Am Samstag wurde in Stuttgart der Theodor Heuss Preis verliehen und ging an die älteste russische Menschenrechtsorganisation Memorial International. Die Hintergründe.

Die älteste russische Menschenrechtsorganisation Memorial International hat den diesjährigen Theodor Heuss Preis erhalten. Die Auszeichnung der Ende Dezember vom Obersten Gerichtshof in Moskau aufgelöste Organisation unterstreiche den universellen Wert der Menschenrechte, sagte der Vorstandsvorsitzende der Theodor Heuss Stiftung, Ludwig Theodor Heuss, am Samstag bei der Preisverleihung in Stuttgart. Sie treffe diesmal unvorhergesehen in eine Zeitenwende, sagte er mit Blick auf den Ukraine-Krieg. Der Kampf für Freiheit und Menschenrechte sei die Quelle der Demokratie.

 

Die frühere Bundesjustizministerin Sabine Leutheusser-Schnarrenberger (FDP) forderte in ihrer Laudatio, dass die Politik die Menschenrechte leben müsse. Sie seien die Wertegrundlage der Demokratie und des Zusammenlebens in Europa. Menschenrechtspolitik sei daher immer eine „befugte Einmischung“. Der Theodor Heuss Preis wolle in diesem Sinne den ausgezeichneten Organisationen eine Stimme geben. Eine wehrhafte Demokratie brauche ganz besonders eine Zivilgesellschaft, die „Rattenfänger erkennen“ könne, sagte Leutheusser-Schnarrenberger.

Bedeutung der Arbeit von Memorial International in Russland

Memorial-Mitbegründerin Irina Scherbakowa erläuterte die Bedeutung der Arbeit von Memorial International in Russland. Die Organisation versuche, den etwa zwölf Millionen Opfern der Stalinherrschaft ein Gesicht zu geben. Sie dokumentiere und benenne auch neues staatliches Unrecht. Es sei für die Einzelnen und für die Gesellschaft wichtig, dass Massenverbrechen nicht als Einzelfälle betrachtet würden. Das gelte nicht nur für Russland.
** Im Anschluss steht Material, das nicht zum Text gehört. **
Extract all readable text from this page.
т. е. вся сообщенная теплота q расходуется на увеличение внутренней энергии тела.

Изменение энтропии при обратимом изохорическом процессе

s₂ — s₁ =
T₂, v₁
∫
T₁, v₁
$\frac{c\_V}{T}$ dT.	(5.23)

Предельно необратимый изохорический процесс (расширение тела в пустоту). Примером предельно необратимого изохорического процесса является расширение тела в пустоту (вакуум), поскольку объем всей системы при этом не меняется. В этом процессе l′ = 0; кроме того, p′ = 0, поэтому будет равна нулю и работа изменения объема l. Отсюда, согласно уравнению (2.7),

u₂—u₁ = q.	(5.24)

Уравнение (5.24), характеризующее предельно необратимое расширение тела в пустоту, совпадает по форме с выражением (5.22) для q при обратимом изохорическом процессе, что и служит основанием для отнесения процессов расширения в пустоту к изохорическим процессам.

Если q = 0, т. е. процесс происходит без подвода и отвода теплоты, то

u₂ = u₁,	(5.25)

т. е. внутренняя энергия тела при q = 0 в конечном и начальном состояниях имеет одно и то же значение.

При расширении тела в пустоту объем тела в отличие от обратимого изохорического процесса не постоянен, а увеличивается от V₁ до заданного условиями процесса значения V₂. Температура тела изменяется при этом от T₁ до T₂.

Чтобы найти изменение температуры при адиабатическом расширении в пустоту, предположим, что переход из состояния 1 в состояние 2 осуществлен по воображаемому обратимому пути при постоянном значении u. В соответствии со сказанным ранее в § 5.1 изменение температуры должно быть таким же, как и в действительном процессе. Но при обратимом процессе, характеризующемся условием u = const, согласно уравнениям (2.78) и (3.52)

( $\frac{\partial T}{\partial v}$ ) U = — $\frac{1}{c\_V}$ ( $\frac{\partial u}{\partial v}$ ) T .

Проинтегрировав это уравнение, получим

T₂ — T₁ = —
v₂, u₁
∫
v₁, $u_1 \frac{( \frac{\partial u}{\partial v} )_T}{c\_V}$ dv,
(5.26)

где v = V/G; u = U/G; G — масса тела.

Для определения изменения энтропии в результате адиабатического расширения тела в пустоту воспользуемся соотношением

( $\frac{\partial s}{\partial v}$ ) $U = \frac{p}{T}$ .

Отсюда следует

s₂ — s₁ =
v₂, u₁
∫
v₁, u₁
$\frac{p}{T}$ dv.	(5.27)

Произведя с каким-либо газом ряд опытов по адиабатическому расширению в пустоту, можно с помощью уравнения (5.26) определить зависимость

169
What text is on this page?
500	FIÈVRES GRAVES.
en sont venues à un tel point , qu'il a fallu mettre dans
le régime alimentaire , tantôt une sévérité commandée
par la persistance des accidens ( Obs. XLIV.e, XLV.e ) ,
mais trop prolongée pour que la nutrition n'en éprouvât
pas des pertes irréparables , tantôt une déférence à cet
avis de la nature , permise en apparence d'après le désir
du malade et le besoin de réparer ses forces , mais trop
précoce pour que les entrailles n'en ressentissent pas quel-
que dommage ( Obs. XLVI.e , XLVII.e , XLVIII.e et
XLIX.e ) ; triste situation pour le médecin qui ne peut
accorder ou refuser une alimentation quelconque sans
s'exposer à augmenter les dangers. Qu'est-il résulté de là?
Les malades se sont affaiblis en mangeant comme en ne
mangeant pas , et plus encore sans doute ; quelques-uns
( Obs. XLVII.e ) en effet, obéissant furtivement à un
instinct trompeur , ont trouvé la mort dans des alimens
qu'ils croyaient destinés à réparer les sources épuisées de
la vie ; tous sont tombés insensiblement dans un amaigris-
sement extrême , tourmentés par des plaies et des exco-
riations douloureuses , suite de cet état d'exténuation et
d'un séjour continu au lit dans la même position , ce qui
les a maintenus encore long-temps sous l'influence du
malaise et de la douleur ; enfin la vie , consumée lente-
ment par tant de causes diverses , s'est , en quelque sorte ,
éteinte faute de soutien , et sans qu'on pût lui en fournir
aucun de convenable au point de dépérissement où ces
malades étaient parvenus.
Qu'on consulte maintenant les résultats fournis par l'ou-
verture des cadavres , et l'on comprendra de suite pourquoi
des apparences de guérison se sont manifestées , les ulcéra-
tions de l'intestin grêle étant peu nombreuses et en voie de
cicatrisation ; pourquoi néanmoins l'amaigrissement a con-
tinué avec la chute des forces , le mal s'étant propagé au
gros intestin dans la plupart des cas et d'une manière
Memorial war seit 2016 in Russland als „Ausländischer Agent“ registriert, weil die Organisation teilweise aus dem Ausland finanziert wurde. Ihr wurde vorgeworfen, gegen ein entsprechendes Gesetz verstoßen zu haben.

Vier weitere Theodor Heuss-Medaillen

Vier Theodor Heuss-Medaillen, die dem Preis ebenbürtig sind, wurden ebenfalls verliehen. Sie gingen an Al-Jumhuriya, eine unabhängige Nachrichtenplattform aus Syrien und an NSU Watch, eine Gruppe von Aktivistinnen und Aktivisten, welche die Aufklärungsarbeit zur rechtsextremen Terrorgruppe Nationalsozialistischer Untergrund (NSU) kritisch begleitet und dokumentiert. Ausgezeichnet wurden auch die Organisatorinnen und Organisatoren des Frankfurt-Slubice-Pride und Olga Romanowa, eine russische Journalistin und Aktivistin von „Russland hinter Gittern“.

Die überparteiliche Theodor Heuss Stiftung trägt den Namen des ersten Bundespräsidenten und zeichnet jedes Jahr Persönlichkeiten und Initiativen aus, die sich für Demokratie und Bürgerrechte engagieren. Die Auszeichnung soll nach eigenen Angaben zur Demokratie ermutigen und das Selbstbewusstsein und den Mut von Menschenrechtsverteidigern stärken.